The Blue Angels. Really, what’s the big deal?

The Blue Angels. Really, what’s the big deal?

These days not much leaves me slack-jawed. Awed. Nope. Not even a triple-decker bacon cheeseburger medium rare. Then last weekend, I saw the Navy’s Blue Angels cavorting and swirling as hummingbirds over the San Francisco Bay.

Our visit to the Bay Area coincided with the annual Fleet Week festivities and performance by the Blue Angels. Every place we went, people buzzed with anticipation.

“Are you in town to see the Blue Angels?”

“The wharf will be packed with the Blue Angels performing today.”

“They forecasted fog, but it looks like the weather will be perfect for the Blue Angels.”

“Maybe if you are lucky, you can be on the ferry to Alcatraz when the Blue Angels perform.”

We were inside shopping at Fisherman’s Wharf and the roar of a practicing jet reverberated overheard. “Perfect timing for my break,” said the young clerk as he darted outside.

Good grief. What was big deal?

I love ‘Merica as much as the next person. Consider myself patriotic. We fly Old Glory. But getting all worked up about jets swooping around playing tic-tac-toe in the sky?

Seen it. Tom Cruise in some movie thirty-some years ago. Highway to the danger zone. Yada, yada, yada. Ride into the danger zone. Big whoop.

Then we waited at Pier 41 to board a ferry to Sausalito as the blue jets roared over the bay.

After I pulled my bottom jaw off the wharf, I tweeted this photo my husband took.

 

I gave up trying to take photos with my phone. Anything I could have captured would have been a mimeograph compared to a three-dimensional color copy.

Afterwards, every server, store clerk, random guy with bike waiting in line for the ferry back to San Francisco talked Blue Angels.

Later in the evening, we too boarded the ferry for the ride back. Sitting in the cold and wind on the upper deck, I struck up a conversation with a woman huddled on the bench across from me. She was a college professor from a conservative college in a conservative state. Raised in the East, she had gone to school in California and had come to San Francisco for the weekend “to find balanced thought.” We traded stories about our visits.  She was one of the many people who had boarded the ferry with a bike after riding across the Golden Gate Bridge. I asked her about the ride over which she said was great and  “with the Blue Angels flying over . . .”

“The Blue Angels?” I gushed.

For the next ten minutes we discussed the Blue Angels as schoolgirls fawning over intricate details of Donny Osmond and Bobby Sherman on the cover of Tiger Beat.

“I tell my students there are many kinds of intelligence. There aren’t many people with higher spacial intelligence than those pilots.”

Seriously.

I get nervous changing lanes at 65 mph on the interstate in my $20,000 Nissan, which btw is attached to the ground.

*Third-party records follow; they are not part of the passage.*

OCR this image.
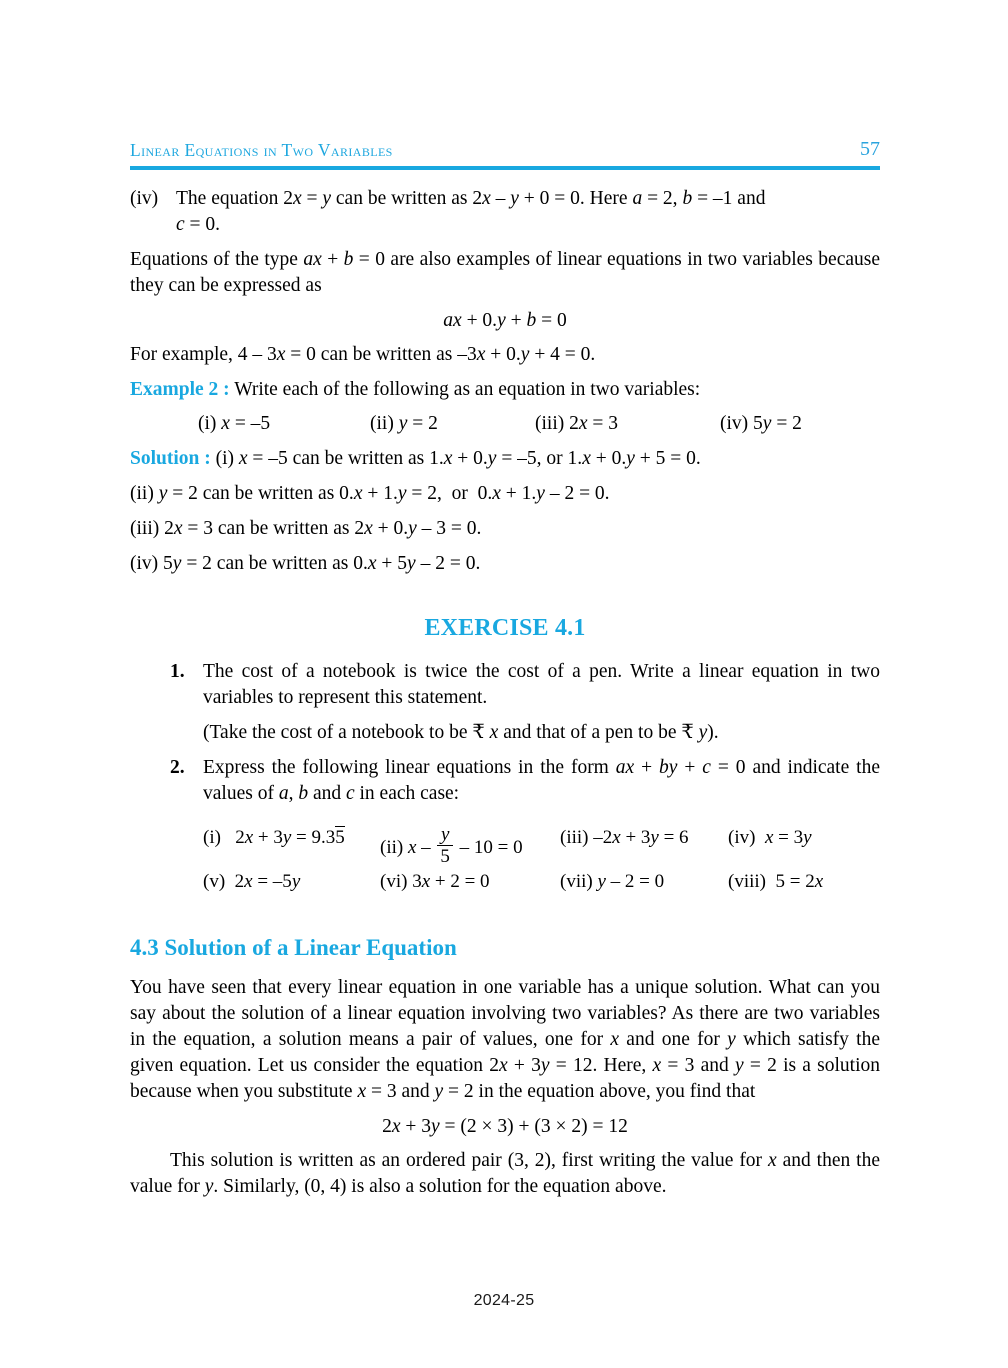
Linear Equations in Two Variables	57
(iv) The equation 2x = y can be written as 2x – y + 0 = 0. Here a = 2, b = –1 and
c = 0.

Equations of the type ax + b = 0 are also examples of linear equations in two variables because they can be expressed as

ax + 0.y + b = 0

For example, 4 – 3x = 0 can be written as –3x + 0.y + 4 = 0.

Example 2 : Write each of the following as an equation in two variables:

(i) x = –5	(ii) y = 2	(iii) 2x = 3	(iv) 5y = 2

Solution : (i) x = –5 can be written as 1.x + 0.y = –5, or 1.x + 0.y + 5 = 0.

(ii) y = 2 can be written as 0.x + 1.y = 2,  or  0.x + 1.y – 2 = 0.

(iii) 2x = 3 can be written as 2x + 0.y – 3 = 0.

(iv) 5y = 2 can be written as 0.x + 5y – 2 = 0.

EXERCISE 4.1
1. The cost of a notebook is twice the cost of a pen. Write a linear equation in two variables to represent this statement.
(Take the cost of a notebook to be ₹ x and that of a pen to be ₹ y).
2. Express the following linear equations in the form ax + by + c = 0 and indicate the values of a, b and c in each case:
(i)   2x + 3y = 9.35 (ii) $x - \frac{y}{5} - 10 = 0$ (iii) –2x + 3y = 6 (iv) x = 3y
(v)  2x = –5y	(vi) 3x + 2 = 0	(vii) y – 2 = 0	(viii)  5 = 2x
4.3 Solution of a Linear Equation

You have seen that every linear equation in one variable has a unique solution. What can you say about the solution of a linear equation involving two variables? As there are two variables in the equation, a solution means a pair of values, one for x and one for y which satisfy the given equation. Let us consider the equation 2x + 3y = 12. Here, x = 3 and y = 2 is a solution because when you substitute x = 3 and y = 2 in the equation above, you find that

2x + 3y = (2 × 3) + (3 × 2) = 12

This solution is written as an ordered pair (3, 2), first writing the value for x and then the value for y. Similarly, (0, 4) is also a solution for the equation above.

2024-25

After watching those Navy pilots flying Spirogragh formations — upside down, right side up, wingtip to wingtip, at speeds of 700 mph in a $56,000,000 aircraft — they get high marks for intelligence anyway you measure it.

I’ve reached an age where not much leaves me awed but the Blue Angels did last weekend.

Or maybe it’s because I’ve reached an age where life experience allows me an educated inkling what it must take to fly like that.

I’m old enough to know life isn’t one big computer game or star fighter movie. That incredibly mere mortals sat at the controls of those jets.

Well, maybe mere mortal is a stretch.

It’s more like Wonder Woman and Jack Bauer had a baby.

Add a pinch of Spidey-blood for good measure.

 

 

 

4 responses to “The Blue Angels. Really, what’s the big deal?”

  1. jani says:

    We saw them last year in Lynchburg… Amazing!
    And Crazy!

  2. Jamie Miles says:

    Wonder if they ever travel to . . . Where are you now Jani?

  3. Seeing the Blue Angels is ALMOST as cool as the eclipse. At least it happens more often. Though in the past twelve years with the opportunity to go at least six times, the weather was cloud free twice. But it is SOOOO awesome isn’t it? I imagine even more so over the San Franciso Bay.

    P.S. I tried to comment on your eclipse post but comments were closed.

  4. Jamie Miles says:

    Kenya. The weather was perfect. The Golden Gate Bridge. And then within 48 hours those unbelievable, scary wildfires started, covering the Bay with smoke. (And good grief about the comments closed. I probably pressed the wrong thing. Oy.)